Redacción con dolor: en memoria del gran Sandro Cohen

El inconveniente de hablar de gente excepcional es que, al final, escasean los términos y conceptos para poner en perspectiva su grandeza. Los elogios y adjetivos se quedan cortos. A lo mucho uno puede trazar un esbozo de por qué son o fueron tan admirables, dar cierto contexto. Pero no más que eso.

En el caso de Sandro Cohen, sus cualidades como ser humano se extendían a todas sus dimensiones: la social, la profesional, la familiar, la artística.

Dicen que nunca debes conocer a tus héroes, pues terminas por descubrir su lado más desagradable y pronto llega el desencanto. Cuando se trata de eruditos del lenguaje, prevalece el estereotipo del personaje malhumorado que no tolera la incultura y el mal gusto. Pero Sandro era la excepción a la regla, el radical opuesto a ese lugar común entre quienes estructuran palabras e ideas.

Redacción ¿sin dolor?

Hace ya varios años quedé desconcertado al descubrir el blog de Redacción sin Dolor. Fue una especie de epifanía adolescente: comprendí que el idioma y el acto de escribir iban mucho más allá de redactar sin faltas de ortografía.

Para entonces Sandro era, desde mi perspectiva, una entidad absoluta, sin rostro, alguien que estaba fuera del alcance de los mortales. Y a pesar de que contestaba la mayoría de las dudas de sus lectores, no me atrevía a hacerle pregunta alguna. Aún a kilómetros de distancia y detrás del anonimato del internet, no quería exhibir mi profunda ignorancia. No ante él.

Ya cuando tuve oportunidad de conocerlo, nunca pude ver en su rostro el menor gesto de irritación o exasperación. El estoicismo hacia sus alumnos era infinito. Pero, además, la suya era una paciencia genuina. No había rastro alguno de condescendencia en su trato o en su escucha. En verdad le interesaba ayudar a los demás a mejorar.

En las ocasiones en que tuve el privilegio de invadir su hogar, me asaltaba un impulso por husmear entre sus libreros y asomarme a su universo como lector. ¿Qué autores leía alguien que parecía concentrar todo el conocimiento humano? Jamás me atreví a hacerlo, y quizás fue lo más prudente.

La mayor enseñanza suya que alcancé a comprender es que, si vas a escribir, más vale que lo hagas desde las vísceras. El pudor y el recato no tienen cabida. Si se entrometen, la escritura es mutilada; el autor se priva a sí mismo de su verdadero sentir y de su más genuina forma de ser y de pensar.

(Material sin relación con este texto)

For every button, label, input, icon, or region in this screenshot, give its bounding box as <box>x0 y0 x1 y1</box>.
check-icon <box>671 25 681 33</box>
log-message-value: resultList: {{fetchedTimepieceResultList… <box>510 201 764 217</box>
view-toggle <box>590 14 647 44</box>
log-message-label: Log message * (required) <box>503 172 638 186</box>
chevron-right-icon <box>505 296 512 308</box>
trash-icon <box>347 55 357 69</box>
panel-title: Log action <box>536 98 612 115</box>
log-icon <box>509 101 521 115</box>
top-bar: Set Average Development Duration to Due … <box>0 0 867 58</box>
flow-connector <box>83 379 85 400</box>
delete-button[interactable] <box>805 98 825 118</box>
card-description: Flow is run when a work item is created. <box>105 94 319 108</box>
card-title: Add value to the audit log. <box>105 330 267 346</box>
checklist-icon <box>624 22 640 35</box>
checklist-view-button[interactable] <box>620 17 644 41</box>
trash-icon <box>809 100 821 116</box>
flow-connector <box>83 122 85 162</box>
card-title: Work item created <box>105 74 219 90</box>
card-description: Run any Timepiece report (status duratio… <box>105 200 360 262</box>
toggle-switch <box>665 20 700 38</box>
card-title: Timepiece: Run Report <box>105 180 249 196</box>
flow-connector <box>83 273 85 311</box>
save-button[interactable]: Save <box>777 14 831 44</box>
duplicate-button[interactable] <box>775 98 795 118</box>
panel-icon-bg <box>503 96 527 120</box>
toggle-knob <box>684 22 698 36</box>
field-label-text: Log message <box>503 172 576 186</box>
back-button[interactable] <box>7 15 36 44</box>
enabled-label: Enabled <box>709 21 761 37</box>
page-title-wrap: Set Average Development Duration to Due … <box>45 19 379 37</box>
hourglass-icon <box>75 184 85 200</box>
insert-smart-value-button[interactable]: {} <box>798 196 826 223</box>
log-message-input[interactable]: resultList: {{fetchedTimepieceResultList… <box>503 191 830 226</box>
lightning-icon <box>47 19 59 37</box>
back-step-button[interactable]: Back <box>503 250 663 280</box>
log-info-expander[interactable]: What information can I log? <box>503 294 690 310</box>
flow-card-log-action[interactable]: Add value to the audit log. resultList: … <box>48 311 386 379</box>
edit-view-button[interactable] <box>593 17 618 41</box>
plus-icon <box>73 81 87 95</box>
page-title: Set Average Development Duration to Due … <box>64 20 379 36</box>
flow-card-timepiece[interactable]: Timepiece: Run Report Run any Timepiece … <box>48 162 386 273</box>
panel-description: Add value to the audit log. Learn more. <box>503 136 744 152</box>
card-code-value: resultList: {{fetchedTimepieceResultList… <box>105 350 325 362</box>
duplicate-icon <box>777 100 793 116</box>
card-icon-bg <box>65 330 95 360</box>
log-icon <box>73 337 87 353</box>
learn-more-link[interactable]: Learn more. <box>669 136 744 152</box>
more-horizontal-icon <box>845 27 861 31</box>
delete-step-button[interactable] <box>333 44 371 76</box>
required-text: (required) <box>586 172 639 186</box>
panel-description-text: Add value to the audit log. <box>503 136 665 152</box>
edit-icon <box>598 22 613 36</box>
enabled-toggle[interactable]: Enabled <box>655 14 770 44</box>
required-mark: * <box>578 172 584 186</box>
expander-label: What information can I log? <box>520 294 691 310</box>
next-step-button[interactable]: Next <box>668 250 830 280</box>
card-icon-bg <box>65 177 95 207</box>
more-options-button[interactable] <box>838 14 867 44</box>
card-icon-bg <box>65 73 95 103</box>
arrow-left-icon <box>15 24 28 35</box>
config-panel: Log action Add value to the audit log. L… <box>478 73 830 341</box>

Como cuando se asiste a algún evento social incómodo y todo se trata de quedar bien y guardar apariencias.

La obra más famosa de Sandro, el libro didáctico Redacción sin Dolor, es de hecho su más grande ironía. Podía guiarte por los entresijos de la escritura y te enseñaba a sortear las dificultades del idioma español. Pero al momento de hacer literatura con el maestro Cohen —o en su caso, poesía y ensayo también—, el dolor y las agonías eran infranqueables.

Su método era simple: sácalo todo. Exorcízalo. Compártelo. Exhíbelo en una vitrina como carne cruda. Que la opinión de otros valga medio carajo. Sea bueno, malo, bizarro, inmoral, sórdido, erótico, ridículo, insólito, grotesco, cursi, inverosímil, ingenuo, mezquino, sombrío, absurdo o en apariencia intrascendente. Todo es válido.

Hay cierto valor intrínseco en lo que la gente tiene para contar si aquello proviene desde las meras entrañas. Preocuparse por el qué dirán es ponerse voluntariamente una camisa de fuerza. Más sensato resulta abrazarlo, reírse de ello, expresarlo con cierto descaro incluso. Y no es fácil.

Cuando releo la obra de Sandro, que goza precisamente de esas cualidades, vuelvo a ser ese adolescente que se sabe minúsculo frente a semejante figura no solo de las letras, sino del arte de ser, sin esfuerzo alguno, una enorme persona. A más de tres años de su partida, aquello permanece idéntico.